Pomerantz graduated from the University of Toronto Faculty of Law in 1965. During law school he developed an interest in observational humour and comedy writing. Following graduation, he practised criminal law in Toronto for more than a decade before moving into civil litigation, concentrating primarily on employment-related matters. He retired from legal practice in 2022.

==Entertainment career==

While establishing his legal career, Pomerantz also pursued comedy and broadcasting. At the University of Toronto, he met fellow student Lorne Lipowitz, later known professionally as Lorne Michaels. According to Pomerantz, Michaels saw him performing comedy and monologues at university and later telephoned him at his law office to ask if he wanted to go into show business with him.

The two became writing partners and eventually moved to Los Angeles, where they wrote material for Rowan & Martin's Laugh-In and comedians including Phyllis Diller, Joan Rivers and Woody Allen. Pomerantz also represented Michaels when he legally changed his surname from Lipowitz to Michaels.

Returning to Canada, Pomerantz and Michaels created and starred in The Hart and Lorne Terrific Hour, a CBC sketch-comedy and variety series that aired from 1970 to 1971. The programme featured performers including Dan Aykroyd, Andrea Martin, Victor Garber, Jayne Eastwood and Jackie Burroughs, as well as musical guests such as James Taylor, Cat Stevens and Murray McLauchlan.

Pomerantz subsequently became well known to Canadian television audiences as a regular panelist on This Is the Law, a legal-themed panel game in which participants watched dramatizations of unusual laws and attempted to identify the statute involved. He later hosted Double Up in 1974 and the short-lived talk show Grumps in 1998.
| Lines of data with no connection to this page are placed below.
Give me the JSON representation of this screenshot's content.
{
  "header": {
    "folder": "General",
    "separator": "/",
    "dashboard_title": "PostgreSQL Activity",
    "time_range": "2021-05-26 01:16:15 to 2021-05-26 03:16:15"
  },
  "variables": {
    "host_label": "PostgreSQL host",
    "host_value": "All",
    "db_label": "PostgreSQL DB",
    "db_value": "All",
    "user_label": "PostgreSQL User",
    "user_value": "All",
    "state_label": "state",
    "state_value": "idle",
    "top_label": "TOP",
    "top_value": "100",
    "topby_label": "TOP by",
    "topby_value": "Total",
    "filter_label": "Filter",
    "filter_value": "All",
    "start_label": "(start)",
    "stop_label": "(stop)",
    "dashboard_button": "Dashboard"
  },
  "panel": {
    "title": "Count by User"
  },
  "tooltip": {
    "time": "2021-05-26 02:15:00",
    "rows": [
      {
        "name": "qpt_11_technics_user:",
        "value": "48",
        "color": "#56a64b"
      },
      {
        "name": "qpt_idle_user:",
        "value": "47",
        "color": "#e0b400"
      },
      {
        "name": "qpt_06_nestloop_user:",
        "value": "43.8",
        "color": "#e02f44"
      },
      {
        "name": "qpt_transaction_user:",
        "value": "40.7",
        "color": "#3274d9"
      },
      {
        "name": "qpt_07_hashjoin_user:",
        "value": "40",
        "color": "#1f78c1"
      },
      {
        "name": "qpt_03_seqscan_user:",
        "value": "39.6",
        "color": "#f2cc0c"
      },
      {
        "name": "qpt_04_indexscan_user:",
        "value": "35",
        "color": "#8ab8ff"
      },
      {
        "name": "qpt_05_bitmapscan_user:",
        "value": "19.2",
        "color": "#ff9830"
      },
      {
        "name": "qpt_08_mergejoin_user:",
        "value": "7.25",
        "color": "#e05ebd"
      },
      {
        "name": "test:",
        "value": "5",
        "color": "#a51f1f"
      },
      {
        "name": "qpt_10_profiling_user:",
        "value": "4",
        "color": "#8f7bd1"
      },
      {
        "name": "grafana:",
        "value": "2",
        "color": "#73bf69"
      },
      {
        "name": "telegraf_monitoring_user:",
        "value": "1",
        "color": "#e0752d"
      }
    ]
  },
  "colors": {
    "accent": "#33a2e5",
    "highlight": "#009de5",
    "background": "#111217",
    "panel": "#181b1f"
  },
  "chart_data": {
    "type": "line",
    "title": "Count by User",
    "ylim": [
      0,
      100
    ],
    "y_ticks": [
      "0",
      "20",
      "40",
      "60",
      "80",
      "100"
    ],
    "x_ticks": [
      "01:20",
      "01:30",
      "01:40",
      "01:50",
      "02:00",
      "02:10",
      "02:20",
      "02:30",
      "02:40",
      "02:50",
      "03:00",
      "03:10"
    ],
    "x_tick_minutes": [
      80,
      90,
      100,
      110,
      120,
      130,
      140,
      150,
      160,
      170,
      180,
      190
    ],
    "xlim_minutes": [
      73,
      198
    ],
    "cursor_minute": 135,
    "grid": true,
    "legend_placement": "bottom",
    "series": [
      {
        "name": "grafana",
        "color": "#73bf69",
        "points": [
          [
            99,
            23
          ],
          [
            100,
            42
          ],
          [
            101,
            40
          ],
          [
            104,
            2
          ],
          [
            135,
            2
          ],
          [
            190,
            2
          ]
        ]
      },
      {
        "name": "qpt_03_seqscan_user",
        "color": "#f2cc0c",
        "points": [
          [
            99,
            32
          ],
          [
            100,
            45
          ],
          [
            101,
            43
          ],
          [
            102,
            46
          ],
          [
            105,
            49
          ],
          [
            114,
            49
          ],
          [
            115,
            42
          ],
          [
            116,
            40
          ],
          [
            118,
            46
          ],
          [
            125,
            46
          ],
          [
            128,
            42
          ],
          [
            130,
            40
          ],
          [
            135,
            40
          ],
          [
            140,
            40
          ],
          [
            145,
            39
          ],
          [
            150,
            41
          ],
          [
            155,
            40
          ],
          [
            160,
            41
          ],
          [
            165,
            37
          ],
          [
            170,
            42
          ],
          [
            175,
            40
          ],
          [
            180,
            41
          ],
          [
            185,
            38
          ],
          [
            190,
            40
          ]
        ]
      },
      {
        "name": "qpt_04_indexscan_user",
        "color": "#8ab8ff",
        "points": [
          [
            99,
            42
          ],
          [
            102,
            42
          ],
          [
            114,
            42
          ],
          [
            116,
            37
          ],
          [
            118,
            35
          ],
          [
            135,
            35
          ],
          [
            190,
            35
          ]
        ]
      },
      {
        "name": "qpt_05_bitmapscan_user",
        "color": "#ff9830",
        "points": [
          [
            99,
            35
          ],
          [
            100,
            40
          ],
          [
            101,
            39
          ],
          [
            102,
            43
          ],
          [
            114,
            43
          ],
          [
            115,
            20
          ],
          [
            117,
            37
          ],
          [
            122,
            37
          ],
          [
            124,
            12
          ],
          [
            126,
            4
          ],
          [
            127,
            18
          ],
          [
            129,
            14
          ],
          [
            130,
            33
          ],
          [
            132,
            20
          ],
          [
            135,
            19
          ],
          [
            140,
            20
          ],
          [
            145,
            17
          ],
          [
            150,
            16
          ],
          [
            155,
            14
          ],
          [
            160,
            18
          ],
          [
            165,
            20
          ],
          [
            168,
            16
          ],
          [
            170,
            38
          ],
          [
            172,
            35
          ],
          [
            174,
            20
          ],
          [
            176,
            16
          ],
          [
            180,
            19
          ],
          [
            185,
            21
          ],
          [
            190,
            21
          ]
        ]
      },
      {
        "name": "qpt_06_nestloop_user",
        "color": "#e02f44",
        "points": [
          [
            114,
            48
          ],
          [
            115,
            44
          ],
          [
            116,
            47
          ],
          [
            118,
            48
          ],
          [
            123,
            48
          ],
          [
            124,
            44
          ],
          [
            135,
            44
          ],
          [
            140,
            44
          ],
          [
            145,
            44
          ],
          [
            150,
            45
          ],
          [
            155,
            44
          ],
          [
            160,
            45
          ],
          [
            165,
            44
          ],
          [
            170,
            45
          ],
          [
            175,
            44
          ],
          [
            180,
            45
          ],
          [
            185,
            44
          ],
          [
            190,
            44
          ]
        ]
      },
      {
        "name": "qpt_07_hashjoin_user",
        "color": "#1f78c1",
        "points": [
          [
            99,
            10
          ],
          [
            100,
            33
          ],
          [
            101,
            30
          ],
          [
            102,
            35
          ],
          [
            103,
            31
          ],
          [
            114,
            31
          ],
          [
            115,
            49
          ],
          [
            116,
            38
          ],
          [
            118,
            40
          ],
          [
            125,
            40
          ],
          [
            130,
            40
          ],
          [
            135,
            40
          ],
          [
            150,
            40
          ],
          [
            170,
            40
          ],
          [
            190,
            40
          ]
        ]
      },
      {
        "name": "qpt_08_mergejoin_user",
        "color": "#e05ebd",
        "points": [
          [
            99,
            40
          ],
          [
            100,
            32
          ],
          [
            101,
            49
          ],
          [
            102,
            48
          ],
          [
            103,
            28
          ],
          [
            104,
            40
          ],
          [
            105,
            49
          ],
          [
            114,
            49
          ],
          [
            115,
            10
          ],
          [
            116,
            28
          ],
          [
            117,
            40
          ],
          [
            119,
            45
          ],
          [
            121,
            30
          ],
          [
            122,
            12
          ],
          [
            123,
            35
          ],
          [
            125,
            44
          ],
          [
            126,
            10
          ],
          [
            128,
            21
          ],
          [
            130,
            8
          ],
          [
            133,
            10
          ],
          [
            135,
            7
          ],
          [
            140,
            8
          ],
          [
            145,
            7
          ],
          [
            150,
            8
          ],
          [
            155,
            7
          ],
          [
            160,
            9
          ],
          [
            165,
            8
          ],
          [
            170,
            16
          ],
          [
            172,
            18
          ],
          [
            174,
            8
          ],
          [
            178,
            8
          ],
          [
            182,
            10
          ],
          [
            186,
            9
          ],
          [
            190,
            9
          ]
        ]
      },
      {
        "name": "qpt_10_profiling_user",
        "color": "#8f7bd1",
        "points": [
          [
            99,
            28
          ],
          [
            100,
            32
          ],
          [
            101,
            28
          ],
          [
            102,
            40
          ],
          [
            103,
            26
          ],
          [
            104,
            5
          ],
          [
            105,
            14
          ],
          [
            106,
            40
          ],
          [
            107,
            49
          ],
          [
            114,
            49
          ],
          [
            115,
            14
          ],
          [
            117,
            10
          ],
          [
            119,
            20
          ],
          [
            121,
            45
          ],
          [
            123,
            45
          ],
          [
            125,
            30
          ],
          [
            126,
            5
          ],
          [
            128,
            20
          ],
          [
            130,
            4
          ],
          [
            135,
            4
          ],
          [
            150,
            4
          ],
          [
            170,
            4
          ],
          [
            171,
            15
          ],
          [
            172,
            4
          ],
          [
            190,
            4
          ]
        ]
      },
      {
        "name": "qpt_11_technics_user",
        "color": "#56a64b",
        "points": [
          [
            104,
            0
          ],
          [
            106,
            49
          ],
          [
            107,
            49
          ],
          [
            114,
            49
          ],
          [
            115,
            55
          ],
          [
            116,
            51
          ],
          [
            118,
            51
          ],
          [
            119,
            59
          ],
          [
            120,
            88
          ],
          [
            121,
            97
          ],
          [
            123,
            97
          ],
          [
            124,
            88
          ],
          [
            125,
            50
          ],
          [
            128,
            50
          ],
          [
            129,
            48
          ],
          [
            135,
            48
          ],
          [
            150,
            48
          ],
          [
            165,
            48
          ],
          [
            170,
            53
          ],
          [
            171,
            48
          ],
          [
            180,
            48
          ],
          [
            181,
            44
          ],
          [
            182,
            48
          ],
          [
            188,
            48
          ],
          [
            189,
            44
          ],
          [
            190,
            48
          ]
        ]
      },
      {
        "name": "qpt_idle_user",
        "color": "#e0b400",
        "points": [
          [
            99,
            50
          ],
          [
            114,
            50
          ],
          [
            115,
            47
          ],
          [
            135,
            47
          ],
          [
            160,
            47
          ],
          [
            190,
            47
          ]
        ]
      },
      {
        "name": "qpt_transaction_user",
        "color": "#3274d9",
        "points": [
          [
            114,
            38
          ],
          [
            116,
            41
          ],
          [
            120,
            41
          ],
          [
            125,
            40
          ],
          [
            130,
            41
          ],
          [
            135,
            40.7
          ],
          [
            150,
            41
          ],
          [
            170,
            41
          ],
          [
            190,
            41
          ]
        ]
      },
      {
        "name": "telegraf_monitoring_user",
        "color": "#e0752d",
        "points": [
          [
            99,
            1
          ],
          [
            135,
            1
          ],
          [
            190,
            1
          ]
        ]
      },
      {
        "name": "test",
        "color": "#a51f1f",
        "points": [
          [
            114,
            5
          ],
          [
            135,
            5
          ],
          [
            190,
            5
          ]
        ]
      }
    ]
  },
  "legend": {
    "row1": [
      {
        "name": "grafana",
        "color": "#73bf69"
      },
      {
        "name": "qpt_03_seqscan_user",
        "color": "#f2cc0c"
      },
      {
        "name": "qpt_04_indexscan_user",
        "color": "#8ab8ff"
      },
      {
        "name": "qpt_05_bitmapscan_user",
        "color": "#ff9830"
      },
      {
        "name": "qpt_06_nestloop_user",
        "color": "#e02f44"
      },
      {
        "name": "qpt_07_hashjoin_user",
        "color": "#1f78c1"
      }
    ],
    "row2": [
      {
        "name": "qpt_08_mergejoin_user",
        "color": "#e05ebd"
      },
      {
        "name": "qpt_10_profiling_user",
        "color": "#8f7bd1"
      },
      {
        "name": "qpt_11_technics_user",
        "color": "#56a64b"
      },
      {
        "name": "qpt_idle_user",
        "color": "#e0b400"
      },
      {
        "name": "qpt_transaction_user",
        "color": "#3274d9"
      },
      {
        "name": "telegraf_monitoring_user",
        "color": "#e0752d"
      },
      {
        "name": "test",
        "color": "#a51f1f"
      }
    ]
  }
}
In a 2012 profile for TVO, broadcaster Steve Paikin described Pomerantz as "a man of many careers" and highlighted his ability to combine a successful legal practice with comedy, television and writing.

==Writing==

Beginning in the 2010s, Pomerantz gained a new audience through humorous essays published in The New Yorker. Many of these pieces take the form of fictionalized autobiographical reminiscences by historical figures.

===Selected writings===

- Sigmund Freud: The Untold Story (2018)
- Einstein: The Untold Story (2020)

==Personal life==

His younger brother, Earl Pomerantz, was a television writer and producer known for his work on American situation comedies.